Manifestation against racism in mall has debate and rally
Act was response to the case of black boy who was prevented from eating by a security guard
By Roberto Midlej
About 50 people gathered this Saturday (June 16) at Shopping da Bahia to speak out against racism and racial discrimination. The act was a reaction against the episode that happened recently in the establishment, in which a 12-year old black boy, Matheus Santos Silva, was prevented from being served in a restaurant of the food court by security after a customer, Kaique Sofredine, paid for his meal.
(In video above, listen at the 1:24 mark as man tells security that “He (the boy) is gonna eat” and the 2:14 mark showing security attempting to remove boy as woman yells “Don’t do this, no!”
The demonstration began in the food court on the third floor, where a debate was held. The recent case of Leno Sacramento, a black actor of the Olodum Theater Band, who was shot this week by a police officer, was also remembered. “This manifestation is to show that nossos corpos negros importam (our black bodies matter). Black people matter! Every day, our bodies are excluded in these spaces. For these spaces we [blacks] only serve to work, but we don’t serve to consume. They think our bodies were made for the senzala (slave quarters), but we know it’s not like that,” said teacher Amanaiara Miranda to the people attending the meeting.
After other people’s speeches and the reading of poems, the protesters continued walking through the mall, shouting in chorus: “Stop killing us!”, “Our bodies matter!”; “No to media racism!”; “No to institutional racism!”. They also sang the song “População Magoad” of Ilê Aiyê: “Black, black, black masses/ Our honor has to be washed/In the march our honor has to be washed/Wounded population our honor has to be washed.”

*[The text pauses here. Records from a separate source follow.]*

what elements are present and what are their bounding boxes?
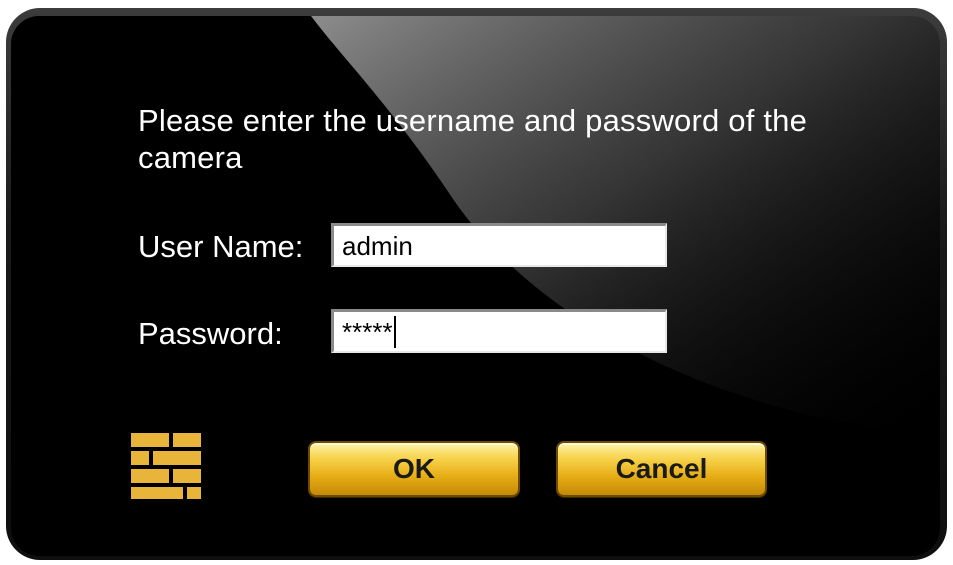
- username-value: admin: [342, 231, 413, 261]
- login-prompt: Please enter the username and password o…: [138, 103, 808, 175]
- login-dialog: Please enter the username and password o…: [11, 16, 940, 556]
- password-input[interactable]: *****: [331, 309, 667, 353]
- text-caret: [393, 316, 396, 348]
- ok-button[interactable]: OK: [308, 441, 520, 497]
- username-input[interactable]: admin: [331, 223, 667, 267]
- password-value: *****: [342, 317, 393, 347]
- password-label: Password:: [138, 316, 283, 351]
- cancel-button[interactable]: Cancel: [556, 441, 767, 497]
- brick-wall-icon: [131, 433, 201, 499]
- username-label: User Name:: [138, 229, 304, 264]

There was no reaction from the mall’s security guards, who did not even follow the protesters. Many curious shoppers stopped shopping to observe the act, filmed, and some clapped in approval of the meeting.
The retiree Benedito José de Souza, 81, stressed the importance of the act: “It is very accurate; it’s very valid. The raça negra (black race) is as important as any other. The difference is only in the epidermis. Prejudice is unacceptable, especially in Bahia, where there are many more blacks than whites. “
University professor Ricardo Liper also expressed support: “I think the demonstration should happen and it should be here. This shamelessness needs to end. Brazil is one of the most racist countries in the world. What happened to the boy looks like Mississippi in the 1940s,” he said, referring to the American state known for its history of racism.
Rumor surfaced that the security that prevented the restaurant from serving the food was fired, but the mall ensures that he is kept on staff.